In the above picture, I understand that the balloon sticks to the wall because of the attraction between the negative charge on the balloon and the positive charge on the leftmost part of the wall. 
My questions are: 
$\bullet$ Why doesn't the negative charge on the balloon flow into the wall once the wall and balloon make contact?
$\bullet$ Don't the excess of electrons on the balloon want to equally distribute themselves among the balloon-wall structure? 
EDIT:
I found a video and comment sections that explains what's going on. 
https://www.khanacademy.org/science/physics/electricity-magnetism/charge-electric-force/v/conductors-and-insulators
Thank you. 
 A: 
∙ Why doesn't the negative charge on the balloon flow into the wall once the wall and balloon make contact?

Both the balloon and the wall are non conducting. It means that the electrons are bound tightly with the atoms/molecules of the material. With rubbing, enough energy is given to the atoms of the hair by the balloon to extract electrons which stick to the balloon surface due to the electric fields of the atoms , by distorting their charge distributions. 

∙ Don't the excess of electrons on the balloon want to equally distribute themselves among the balloon-wall structure? 

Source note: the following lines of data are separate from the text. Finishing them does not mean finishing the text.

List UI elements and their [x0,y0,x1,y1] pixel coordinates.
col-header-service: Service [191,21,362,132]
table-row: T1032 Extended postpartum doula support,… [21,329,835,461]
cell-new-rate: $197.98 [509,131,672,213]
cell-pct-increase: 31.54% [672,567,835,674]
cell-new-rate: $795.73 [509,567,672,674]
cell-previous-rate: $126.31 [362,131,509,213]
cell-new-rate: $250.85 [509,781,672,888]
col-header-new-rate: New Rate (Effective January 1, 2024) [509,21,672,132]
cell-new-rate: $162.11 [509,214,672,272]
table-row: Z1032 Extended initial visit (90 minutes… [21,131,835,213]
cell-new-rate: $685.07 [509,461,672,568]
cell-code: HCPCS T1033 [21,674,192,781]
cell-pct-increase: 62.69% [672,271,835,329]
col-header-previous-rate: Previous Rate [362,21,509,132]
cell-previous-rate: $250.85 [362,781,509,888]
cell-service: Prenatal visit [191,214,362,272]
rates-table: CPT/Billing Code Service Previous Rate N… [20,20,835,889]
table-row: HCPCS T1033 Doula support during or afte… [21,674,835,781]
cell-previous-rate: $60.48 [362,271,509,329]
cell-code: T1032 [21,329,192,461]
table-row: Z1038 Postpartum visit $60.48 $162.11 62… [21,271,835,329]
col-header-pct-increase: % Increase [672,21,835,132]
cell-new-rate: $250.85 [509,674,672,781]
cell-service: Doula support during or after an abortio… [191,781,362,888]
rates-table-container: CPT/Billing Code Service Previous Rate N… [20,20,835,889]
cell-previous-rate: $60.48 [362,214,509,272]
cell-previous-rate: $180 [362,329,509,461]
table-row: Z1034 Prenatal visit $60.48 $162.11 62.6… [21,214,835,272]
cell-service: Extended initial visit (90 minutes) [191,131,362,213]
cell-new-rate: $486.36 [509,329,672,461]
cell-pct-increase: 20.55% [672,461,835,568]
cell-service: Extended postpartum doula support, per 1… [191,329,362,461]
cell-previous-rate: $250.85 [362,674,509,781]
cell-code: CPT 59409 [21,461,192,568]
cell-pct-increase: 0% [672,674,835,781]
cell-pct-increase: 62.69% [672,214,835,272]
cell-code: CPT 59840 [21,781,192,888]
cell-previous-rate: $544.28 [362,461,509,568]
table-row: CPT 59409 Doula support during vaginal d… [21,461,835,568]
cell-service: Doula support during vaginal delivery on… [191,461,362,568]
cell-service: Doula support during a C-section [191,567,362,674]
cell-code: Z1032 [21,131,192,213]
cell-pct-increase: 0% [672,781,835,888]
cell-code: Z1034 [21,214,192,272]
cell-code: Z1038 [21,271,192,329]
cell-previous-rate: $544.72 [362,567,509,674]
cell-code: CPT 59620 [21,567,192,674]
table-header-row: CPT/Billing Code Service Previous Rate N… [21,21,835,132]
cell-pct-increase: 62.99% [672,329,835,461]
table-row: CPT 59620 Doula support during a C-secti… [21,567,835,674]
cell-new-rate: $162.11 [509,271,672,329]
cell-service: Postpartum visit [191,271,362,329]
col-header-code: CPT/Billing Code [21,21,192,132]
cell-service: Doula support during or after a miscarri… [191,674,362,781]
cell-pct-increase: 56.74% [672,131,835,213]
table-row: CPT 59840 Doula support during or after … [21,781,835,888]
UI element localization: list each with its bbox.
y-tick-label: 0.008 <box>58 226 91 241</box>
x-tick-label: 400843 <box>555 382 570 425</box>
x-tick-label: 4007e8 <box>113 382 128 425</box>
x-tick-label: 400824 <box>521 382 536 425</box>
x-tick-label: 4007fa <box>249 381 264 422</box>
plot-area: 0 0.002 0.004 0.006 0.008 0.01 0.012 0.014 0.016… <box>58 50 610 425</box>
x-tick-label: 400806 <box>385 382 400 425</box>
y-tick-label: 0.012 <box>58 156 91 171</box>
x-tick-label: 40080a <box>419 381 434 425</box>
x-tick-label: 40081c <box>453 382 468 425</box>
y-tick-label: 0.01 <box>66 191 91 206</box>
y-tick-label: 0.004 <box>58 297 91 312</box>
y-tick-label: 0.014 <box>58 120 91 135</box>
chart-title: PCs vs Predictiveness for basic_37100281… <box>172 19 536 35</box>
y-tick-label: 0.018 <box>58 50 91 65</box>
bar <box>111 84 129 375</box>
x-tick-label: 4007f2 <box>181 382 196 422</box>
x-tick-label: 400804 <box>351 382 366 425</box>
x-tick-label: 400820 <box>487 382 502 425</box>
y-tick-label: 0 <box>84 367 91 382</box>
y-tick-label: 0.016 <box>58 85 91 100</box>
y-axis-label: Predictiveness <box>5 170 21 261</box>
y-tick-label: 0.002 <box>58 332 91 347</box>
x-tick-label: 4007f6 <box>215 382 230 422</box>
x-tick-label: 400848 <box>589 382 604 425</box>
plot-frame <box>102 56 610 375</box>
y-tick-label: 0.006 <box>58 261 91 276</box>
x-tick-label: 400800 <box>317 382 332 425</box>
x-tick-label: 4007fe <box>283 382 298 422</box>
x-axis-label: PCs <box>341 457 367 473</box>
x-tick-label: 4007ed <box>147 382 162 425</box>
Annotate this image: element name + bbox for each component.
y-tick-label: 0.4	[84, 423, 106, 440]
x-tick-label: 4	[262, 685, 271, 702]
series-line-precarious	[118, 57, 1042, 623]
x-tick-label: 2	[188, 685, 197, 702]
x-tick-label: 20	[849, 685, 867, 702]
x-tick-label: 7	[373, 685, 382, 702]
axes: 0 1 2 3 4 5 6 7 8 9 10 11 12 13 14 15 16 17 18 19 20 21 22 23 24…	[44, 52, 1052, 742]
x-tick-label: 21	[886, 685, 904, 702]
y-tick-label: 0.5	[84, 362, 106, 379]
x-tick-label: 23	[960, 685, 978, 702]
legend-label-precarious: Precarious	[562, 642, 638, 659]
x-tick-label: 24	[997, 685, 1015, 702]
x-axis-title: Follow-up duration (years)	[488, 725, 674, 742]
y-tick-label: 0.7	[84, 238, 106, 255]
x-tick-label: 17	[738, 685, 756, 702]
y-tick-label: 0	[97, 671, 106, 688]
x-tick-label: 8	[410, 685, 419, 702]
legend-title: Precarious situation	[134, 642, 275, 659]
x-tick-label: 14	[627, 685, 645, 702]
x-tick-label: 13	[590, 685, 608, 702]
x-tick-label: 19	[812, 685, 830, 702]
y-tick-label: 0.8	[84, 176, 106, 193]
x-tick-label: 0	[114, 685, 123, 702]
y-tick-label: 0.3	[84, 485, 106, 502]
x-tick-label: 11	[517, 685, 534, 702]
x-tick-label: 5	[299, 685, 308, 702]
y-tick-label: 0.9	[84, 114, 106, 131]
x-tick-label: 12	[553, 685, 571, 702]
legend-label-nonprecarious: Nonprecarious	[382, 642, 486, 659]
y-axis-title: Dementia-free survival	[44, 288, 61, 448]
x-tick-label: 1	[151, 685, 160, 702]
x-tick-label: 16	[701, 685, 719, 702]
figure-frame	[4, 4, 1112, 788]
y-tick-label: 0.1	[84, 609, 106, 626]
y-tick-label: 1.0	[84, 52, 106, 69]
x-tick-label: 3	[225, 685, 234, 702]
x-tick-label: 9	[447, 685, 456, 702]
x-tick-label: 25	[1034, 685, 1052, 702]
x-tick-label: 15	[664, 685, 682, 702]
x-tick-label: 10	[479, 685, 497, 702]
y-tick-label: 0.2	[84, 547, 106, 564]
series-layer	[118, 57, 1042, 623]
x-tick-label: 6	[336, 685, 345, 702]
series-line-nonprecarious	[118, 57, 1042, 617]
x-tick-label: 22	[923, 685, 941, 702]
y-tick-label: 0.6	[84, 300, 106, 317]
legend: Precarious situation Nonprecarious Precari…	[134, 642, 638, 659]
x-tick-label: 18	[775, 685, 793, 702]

The excess electrons on the balloon due to its non conductive nature will remain locally  on the surface in energy levels that become available once the electron charge distorts the atomic charge distributions. They will slowly dissipate acquiring energy from the thermal energy of the balloon. Touching  the balloon to the wall will transfer some electrons depending again on energy levels activated by the new charge distributions.
On a single atom single electron level: The electron from an atom in the hair is hit by a virtual photon created by the rubbing, and then  is attracted with an exchange of another  photon to an empty energy level of an atom, turning it into a negative ion and releasing a real thermal photon. That is why there is heat with rubbing. This extra electron is lightly bound, and thermal energy is enough to supply a virtual photon that will free it.
In conductors dissipation is fast because there exists a collective energy level where the electrons can find an energy level  niche that is common to all the conductor.